Exhibit D
[Letterhead of Arnold and Porter Kaye Scholer LLP]
June 27, 2017
The Debt Management Office (The Presidency)
Nigeria Deposit Insurance Corporation Building
Plot 447/448 Constitution Avenue
Central Business District
PMB 532, Garki – Abuja
Nigeria
Ladies and Gentlemen:
We have acted as special United States counsel to The Federal Republic of Nigeria (the “Republic”) in connection with: (i) the preparation of (a) the registration statement under Schedule B, Registration No. 333-216840 filed on March 20, 2017 and as amended by pre-effective amendment No. 1 thereto filed on May 17, 2017, pre-effective amendment No.2 thereto filed on May 31, 2017, pre-effective amendment No. 3 thereto filed on June 12, 2017 and post-effective amendment No. 1 thereto filed the date hereof (as so amended, the “Registration Statement”), with the Securities and Exchange Commission (the “Commission”) under the Securities Act of 1933, as amended (the “Act”), pursuant to which the Republic has registered its Diaspora Bonds in an aggregate principal amount of up to $300,000,000 (“Securities”), (b) the Preliminary Prospectus, dated June 12 2017, forming a part of the Registration Statement and (c) Prospectus, dated June 19, 2017 (the “Prospectus”) relating to the issuance by the Republic of its Securities and (ii) the transactions contemplated by the Underwriting Agreement, dated June 19, 2017 (the “Underwriting Agreement”), among the Republic, Merrill Lynch, Pierce, Fenner & Smith Incorporated, The Standard Bank of South Africa Limited and each of the other underwriters named in Schedule A thereto included as an exhibit to the Registration Statement. We are familiar with the Fiscal Agency Agreement, dated June 27, 2017 (the “Fiscal Agency Agreement”), among the Republic and Citibank, N.A., New York branch, as fiscal agent, registrar, principal paying agent and principal transfer agent and Citibank, N.A., London branch, as London paying agent and London transfer agent included as an exhibit to the Registration Statement. The Underwriting Agreement and the Fiscal Agency Agreement are collectively defined herein as the “Agreements.”
In rendering the opinion expressed below, we have examined such certificates of public officials, government documents and records and other certificates and instruments furnished to us and have made such other investigations as we have deemed necessary in connection with the opinion set forth herein.
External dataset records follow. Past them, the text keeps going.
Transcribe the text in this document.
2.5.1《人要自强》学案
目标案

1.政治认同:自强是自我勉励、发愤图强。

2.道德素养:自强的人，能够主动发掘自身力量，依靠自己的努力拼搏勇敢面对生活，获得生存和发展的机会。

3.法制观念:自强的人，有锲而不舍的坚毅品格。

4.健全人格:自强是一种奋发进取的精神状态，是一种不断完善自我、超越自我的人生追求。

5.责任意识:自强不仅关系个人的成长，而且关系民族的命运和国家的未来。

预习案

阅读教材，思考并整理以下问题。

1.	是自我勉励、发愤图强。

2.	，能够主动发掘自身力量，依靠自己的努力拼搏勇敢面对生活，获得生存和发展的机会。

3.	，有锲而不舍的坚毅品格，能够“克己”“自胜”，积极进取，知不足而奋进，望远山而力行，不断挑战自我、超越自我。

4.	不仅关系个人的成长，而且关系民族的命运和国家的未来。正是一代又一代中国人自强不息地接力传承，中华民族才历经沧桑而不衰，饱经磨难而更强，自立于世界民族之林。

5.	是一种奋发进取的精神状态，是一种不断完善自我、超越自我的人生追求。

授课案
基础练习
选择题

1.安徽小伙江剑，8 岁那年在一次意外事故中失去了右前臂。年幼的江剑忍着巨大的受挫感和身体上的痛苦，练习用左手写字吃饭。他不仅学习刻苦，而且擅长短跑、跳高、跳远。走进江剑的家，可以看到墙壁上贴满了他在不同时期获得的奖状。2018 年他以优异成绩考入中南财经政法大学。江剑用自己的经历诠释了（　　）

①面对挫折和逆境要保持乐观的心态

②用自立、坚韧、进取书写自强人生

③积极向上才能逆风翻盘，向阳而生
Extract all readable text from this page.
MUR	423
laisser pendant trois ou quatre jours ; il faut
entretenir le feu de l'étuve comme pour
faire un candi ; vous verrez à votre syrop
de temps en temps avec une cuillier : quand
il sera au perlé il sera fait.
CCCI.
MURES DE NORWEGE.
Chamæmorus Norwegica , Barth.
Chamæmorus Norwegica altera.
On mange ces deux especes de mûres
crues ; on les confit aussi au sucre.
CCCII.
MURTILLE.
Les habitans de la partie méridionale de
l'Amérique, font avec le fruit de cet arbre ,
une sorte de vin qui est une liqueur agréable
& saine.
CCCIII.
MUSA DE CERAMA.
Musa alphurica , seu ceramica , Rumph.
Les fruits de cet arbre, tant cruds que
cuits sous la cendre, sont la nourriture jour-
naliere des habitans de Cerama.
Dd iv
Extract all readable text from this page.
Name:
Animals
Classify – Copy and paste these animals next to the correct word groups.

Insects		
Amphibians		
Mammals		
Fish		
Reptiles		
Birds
Furthermore, we have assumed: (i) the genuineness of all signatures; (ii) the authenticity of all documents submitted to us as originals; (iii) the authority of the Republic to enter into the Agreements and cause the issuance of the Securities and (iv) the conformity to authentic originals of all documents submitted to us as copies.
The opinion set forth herein is limited to the federal law of the United States of America and the law of the State of New York, and we do not express any opinion herein concerning the laws of any other jurisdiction. Insofar as the opinion set forth herein relates to matters of the laws of the Republic, we have, without having made any independent investigation with respect thereto, assumed the correctness of, and relied upon, the opinion of Taiwo Abidogun, Esq. FCIArb., Solicitor-General of the Federation and Permanent Secretary, a copy of which is being filed as Exhibit E to the Registration Statement and our opinion set forth herein is subject to any and all exceptions and reservations set forth therein.
Based upon and subject to the foregoing, we are of the opinion that when the Securities and the Agreements have been duly authorized, issued and executed by the Republic and the other parties thereto and the Securities have been authenticated, delivered and paid for as contemplated by the Agreements, the Prospectus and any amendment and supplement thereto, the Securities will constitute valid and legally binding obligations of the Republic under the laws of the State of New York.
We hereby consent to the filing of this opinion as an exhibit to the Registration Statement and to the reference to this firm under the heading “Legal Matters” in the Prospectus. In giving the foregoing consent, we do not thereby admit that we are in the category of persons whose consent is required under Section 7 of the Act or the rules and regulations of the Commission thereunder.